Arrow’s two results say: with fair pricing, the optimal contract removes all risk; with loaded pricing, the optimal contract removes only the part of risk that is most expensive to bear. Both follow from the same machinery, namely the curvature of \(u\), but only the second one is what real markets implement.
What This Framework Cannot Yet Explain
Everything above assumes that the insurer and the worker share the same distribution \(F\) over \(\tilde{L}\). The premium \(P\) is then a price for the physical risk, and the only question is how much of it the worker wants to offload.
Real insurance markets do not work this way. The worker often knows things about \(\tilde{L}\) that the insurer does not: a chronic condition, a family history, a planned procedure. Imagine two thirty-five-year-olds applying for the same policy. One is a marathon runner with no family history of disease. The other has Type 1 diabetes and a parent who had cancer at fifty. They look identical on the application form, but they are not the same risk. Once the two sides of the contract have different beliefs about the same loss, the premium is no longer a clean price for risk-bearing. It becomes a price that selects who buys at all, and at that point the entire equilibrium structure derived from Arrow’s theorem can collapse.
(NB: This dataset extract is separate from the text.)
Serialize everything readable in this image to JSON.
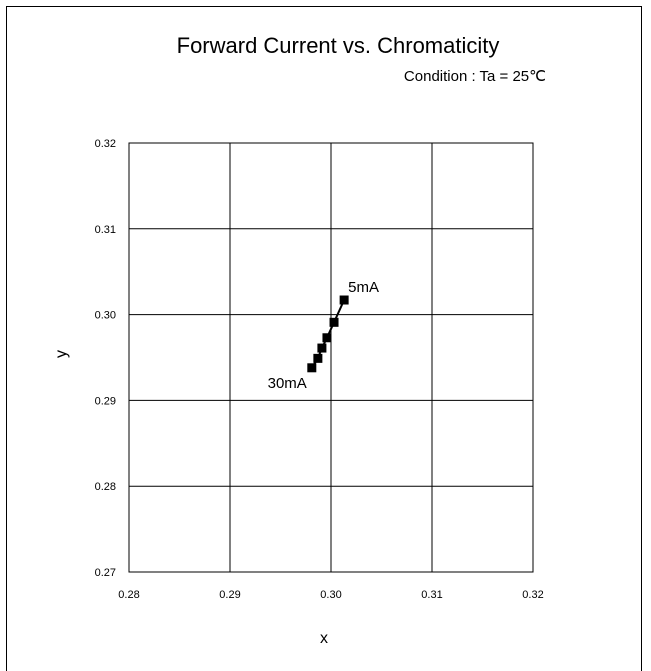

That collapse is the subject of the next note. The Pratt-Arrow machinery survives. What fails is the assumption that the insurer can write a contract whose price reflects the average loss, when the average depends on who self-selects into the pool.
References
Arrow, K. J. (1963). Uncertainty and the Welfare Economics of Medical Care. American Economic Review, 53(5), 941–973.
Arrow, K. J. (1971). Essays in the Theory of Risk-Bearing. Markham Publishing.
Mossin, J. (1968). Aspects of Rational Insurance Purchasing. Journal of Political Economy, 76(4), 553–568.
Pratt, J. W. (1964). Risk Aversion in the Small and in the Large. Econometrica, 32(1/2), 122–136.